The Voogle: Cutting ill-researched Crap from the Internet
I’ve invented something … I’ll call it the verify-o-meter.
When the internet* was invented in the 1960s, people thought it would be used for file transfer and for remotely operating computers. What actually happened was … email. Since geeks first started shooting the digital breeze, people have pontificated pointlessly online. Nowadays, many people’s main experience of the net amounts to various forms of online chat, through what’s known as Web 2.0.
The web’s a great place to chat but it’s also a bizarre, bad place. Much of what you read online is uninformed drivel and many of the people are freaks**. Lots of them are so used to spouting unverifiable rubbish, they’ve lost all conception of actually checking their facts. You can point this out to them, but in the multi-threaded world of online debate, you’d soon spend your entire life*** doing other people’s research, rather than putting forward your own points.
What’s needed is a simple, easy method of verifying someone’s ability to do their own background checks and a metric that can be used to rank the value of someone’s opinions.
The value of your opinion should relate to the level to which you’re informed on an issue. Google’s mission statement is “to organize the world’s information and make it universally accessible and useful”, so they should be helpful here. I propose that any argument made in an internet discussion should be weighted according to how far down a Google search you need to look to find confounding information.
For example: Say that someone tries to convince me that horses have three legs. When I type “horse” into Google, the first result is a picture of a four-legged horse. There are about 146 million results for “horse”, but the very first result confounds my online friend’s argument. He obviously hasn’t bothered to use Google to verify his point before he made it! He therefore gets a very low score.
Let’s say another sparring partner holds forth on a subject but the first fact that scuppers any of his points is 900,000th out of 1 million Google hits. He may very well have done his research, but missed this obscure piece of information. He therefore gets quite a good verifiability score, 90%. These verifiability scores can then be used to weight the theoretical ‘punch’ of an argument, ensuring that people’s arguments are given less notice if they’ve obviously not checked them beforehand. The easier a subject is to research on Google, the less value is attached to an argument showing evidence of that research not having taken place.
I name my unit the voogle, which stands for “Verified by Google”. You as an internet user will possess from 0 to 1 voogles, depending on how many obvious blunders you make.

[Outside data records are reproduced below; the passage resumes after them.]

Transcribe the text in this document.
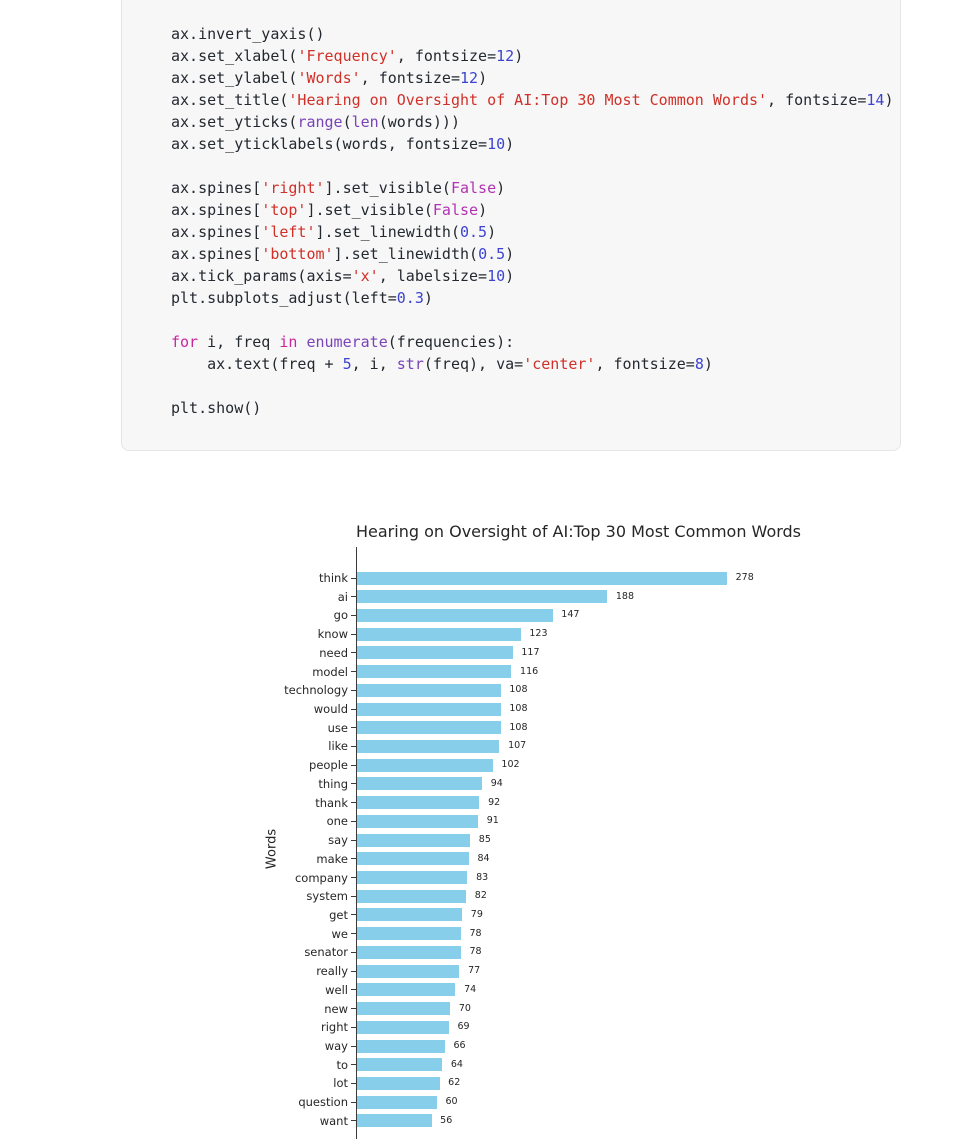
ax.invert_yaxis()
ax.set_xlabel('Frequency', fontsize=12)
ax.set_ylabel('Words', fontsize=12)
ax.set_title('Hearing on Oversight of AI:Top 30 Most Common Words', fontsize=14)
ax.set_yticks(range(len(words)))
ax.set_yticklabels(words, fontsize=10)

ax.spines['right'].set_visible(False)
ax.spines['top'].set_visible(False)
ax.spines['left'].set_linewidth(0.5)
ax.spines['bottom'].set_linewidth(0.5)
ax.tick_params(axis='x', labelsize=10)
plt.subplots_adjust(left=0.3)

for i, freq in enumerate(frequencies):
ax.text(freq + 5, i, str(freq), va='center', fontsize=8)

plt.show()
Hearing on Oversight of AI:Top 30 Most Common Words
Words
think	278
ai	188
go	147
know	123
need	117
model	116
technology	108
would	108
use	108
like	107
people	102
thing	94
thank	92
one	91
say	85
make	84
company	83
system	82
get	79
we	78
senator	78
really	77
well	74
new	70
right	69
way	66
to	64
lot	62
question	60
want	56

With a little technical innovation, the voogle could be used to create an automatic ‘ignore’ list, like the manual ones found on many discussion boards. First, an algorithm needs developing which will search Google to reliably establish the lowest page rank of any confounding information****. Next, someone needs to host a ‘voogle server’ that can store details of all web users’ voogle scores. Lists, forums, social notworking sites etc can then have code written to look up each user’s voogle score on the central server, then fade users’ posts depending on their voogle score. The posts of a user with a perfect voogle score (ie. one who always researched to exclude silly errors before posting) would have perfectly clear letters while the posts of someone with a voogle score of 0 (ie. a troll) would be totally blanked out and someone in between (ie. a lazy or stupid person) would appear in a hard-reading grey colour.
My metric is the voogle and my method could revolutionise the web. Who’s with me?
I am also publishing this on www.halfbakery.com, the home of half-baked ideas.
*Okay, I mean the ARPANET.
**Like me. I’ve made over a thousand posts on two internet forums, leaving aside the one I administer.
***A life that you should be spending doing something else. Admit it, if you’re chatting online, you’re procrastinating from work. I should be writing something else this very minute.
****If you’d like to do this as a PhD, talk to EPSRC to get some funding. I’d fund you, but I’m too tight.
You made sure no-one else has come up with idea first, right? Wouldn’t want you get Voogled straight away, after all…
Yes, but that fails to recognise that sometimes the information / nonsense ratio of the whole Internet, rather than just ‘chat’ is too poor.
If I tell you that Shiny Magic Shampoo will not make your hair 500% shinier, or homeopathy won’t cure your auntie’s varicose veins, Google will find lots of sites written by people who think they do – often higher up the list than the sensible sites. So I would be penalised for holding an unpopular view, however correct it is.
Phil, irony has the last laugh. What you need to learn about the internet is that rubbish comes up in the most surprising places, even in corners of the web that you thought were filled with learned, erudite … I’ll stop now shall I?
Ceri, the algorithm needs careful tweaking. Once we think of a new name, would you like to do that?